Additional electronics would be sealed beneath the glass panels. The panels would generate enough heat to eliminate the need to clear snow. The embedded rows of LED lights would be able to spell out traffic warnings or create a built-in flare system for accidents. The roadways would also include a system of pipes to capture storm water and direct it to filtration systems so the water could be reused.

If all the roads in the lower 48 states were replaced with solar panels, Brusaw said, they would produce three times more power than this country has ever used annually.

“Using the roads as a means to collect energy, I think that will go,” said Edwin Schmeckpeper, a civil engineering professor at Norwich University in Vermont who researched structural highway loads for Brusaw, designing some potential bases to support the glass panels. “Not necessarily all roads, but I think some roads, because it’s a large flat surface that’s collecting solar energy that can be tapped.”

It’s a tall order, but Brusaw is dreaming that big. Replacing all the roads with solar panels, he said, would require building five billion panels, demanding two factories in every state. It would generate 2.5 million jobs over 10 years, he said, and that doesn’t include the maintenance and installation or the manufacturing of the glass, LED lights and other components.

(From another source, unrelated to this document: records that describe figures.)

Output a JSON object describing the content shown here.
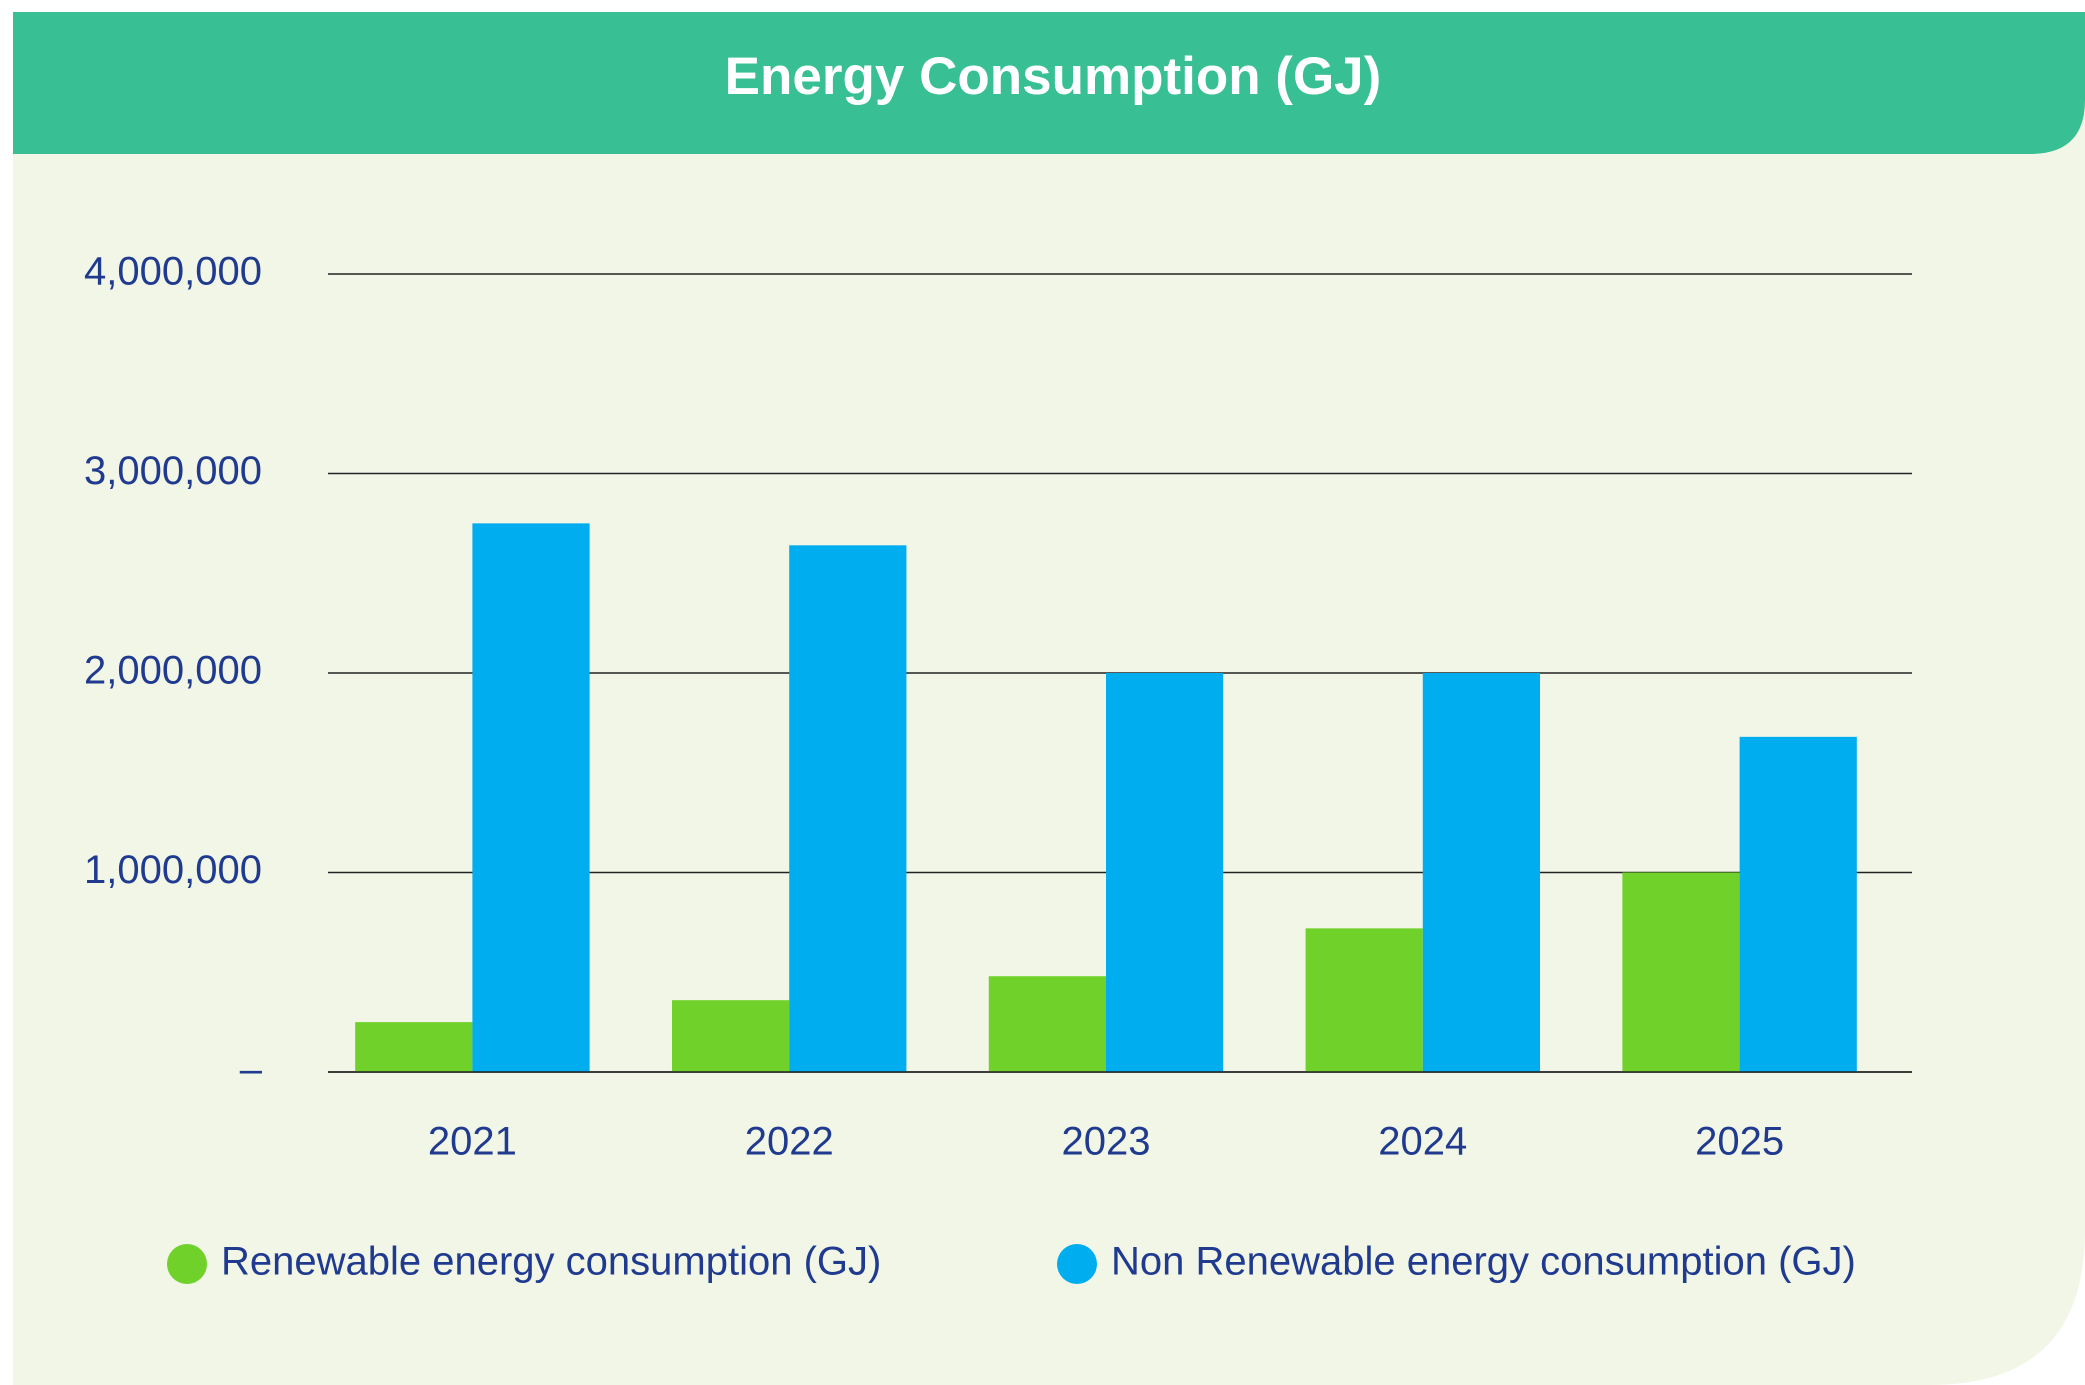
{
  "chart_data": {
    "type": "bar",
    "title": "Energy Consumption (GJ)",
    "categories": [
      "2021",
      "2022",
      "2023",
      "2024",
      "2025"
    ],
    "series": [
      {
        "name": "Renewable energy consumption (GJ)",
        "color": "#6fd12a",
        "values": [
          250000,
          360000,
          480000,
          720000,
          1000000
        ]
      },
      {
        "name": "Non Renewable energy consumption (GJ)",
        "color": "#00adef",
        "values": [
          2750000,
          2640000,
          2000000,
          2000000,
          1680000
        ]
      }
    ],
    "ylim": [
      0,
      4000000
    ],
    "yticks": [
      {
        "value": 0,
        "label": "–"
      },
      {
        "value": 1000000,
        "label": "1,000,000"
      },
      {
        "value": 2000000,
        "label": "2,000,000"
      },
      {
        "value": 3000000,
        "label": "3,000,000"
      },
      {
        "value": 4000000,
        "label": "4,000,000"
      }
    ],
    "grid": true
  }
}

He also envisions the solar roadways connecting to charging stations for electric vehicles, making their use more feasible. Electric vehicles are limited by their range, due to the lack of charging stations, he said. If, for example, charging stations could be attached to the solar roadways in fast-food parking lots, that problem would disappear.

“This is the beginning of the end of fossil fuels, we hope,” he said.

To go into production, Brusaw said he needs $50 million, and he might just get it. Solar Roadways won the first round of the Ecomagination Challenge, a people’s choice award, garnering more than 74,000 votes from a contest that drew more than 3,500 ideas. In the next phase, five more prizes of $100,000 will be awarded and announcements will be made Nov. 16 of which projects will receive up to $200 million in investment funding.

The biggest challenge to making Solar Roadways a reality is twofold, Brusaw said: building glass panels strong enough to withstand the weight of 18-wheelers and texturing the glass to create enough friction for rubber tires.

“Scott put a new stake in the ground, a new idea people are talking about,” said Dr. Carlo Pantano, director of Penn State’s Materials Research Institute. “I believe new materials and new energy ideas will come out of it. Whether they’re solar roadways or not is a different question in my mind.”

Still, Brusaw is convinced any challenges can be addressed. He’s applying for a second round of funding from the Federal Highway Administration, which could result in a $750,000 contract to explore placing the solar panels in parking lots. He envisions first testing them in parking lots, then residential areas, then moving to the roadways.